Putting together figures from Tables 2 and 7, it is clear that the long-term demographic and economic trends in Australia since federation have been away from the south-eastern jurisdictions and toward the north and western jurisdictions. The latter, in the right three columns of Table 2, accounted for almost a third of Australia’s population in 2021, having been less than 20% at the time of federation. In the right three columns of Table 7, Western Australia, Queensland, and the Northern Territory have grown from 25.4% (9.7 + 14.6 + 1.1) of GDP in 1991 to 36.4% (17.5 + 17.7 + 1.2) in 2021.
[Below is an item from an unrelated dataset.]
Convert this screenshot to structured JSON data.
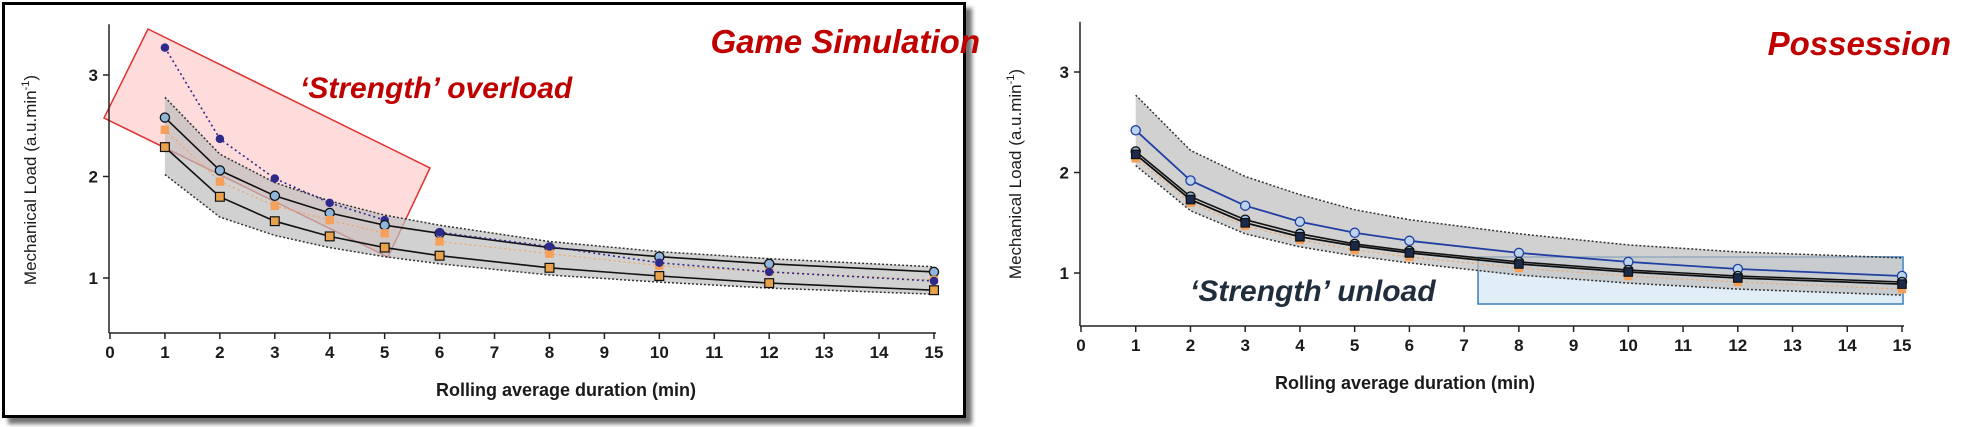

Analyzing state and territory shares of national population and GDP over time is, of course, a zero-sum game. It should be noted that as Australia’s population has grown from around 6 million in 1930 to 10 million around 1960, 17 million in 1990, and over 20 million in 2020, no state or territory has ever gone into sustained population decline (see Table 2). So, as important as these long-term shifts to the north and west are, they should not be seen as cause for alarm. Indeed to the extent that they lessen the demographic and economic dominance of New South Wales and Victoria, they can be seen as good. But if they are seen as at the expense of Tasmania and South Australia, they can be judged more adversely.

These significant demographic and economic shifts have all occurred under Australia’s strong system of full fiscal equalization, which has been comprehensively in place since the 1980s and was evident in its principles from the 1930s. What future demographic and economic trends may emerge under Australia’s currently emerging new system of partial fiscal equalization is open to speculation. The obvious suggestion is that shifts toward the north and western jurisdictions will likely increase, and that the south-eastern jurisdictions will continue to slowly lose their demographic and economic dominance. Within these two sets of jurisdictions, however, there will also continue to be winners and losers, which will animate the debate over Australian fiscal equalization in the years ahead. Tasmania and South Australia will surely continue to fight for their additional expenditure needs among the five south-eastern jurisdictions, while the Northern Territory will do likewise among the north and western three. Perhaps some lucky jurisdiction will happen upon a natural resource ripe for development and taxation, like Western Australia has with iron ore and mining royalties in recent years. But this will be a chance event if it occurs, and the more likely scenario is that Western Australia alone will remain the one truly “big” revenue jurisdiction within Australian fiscal federalism over the next decade or two.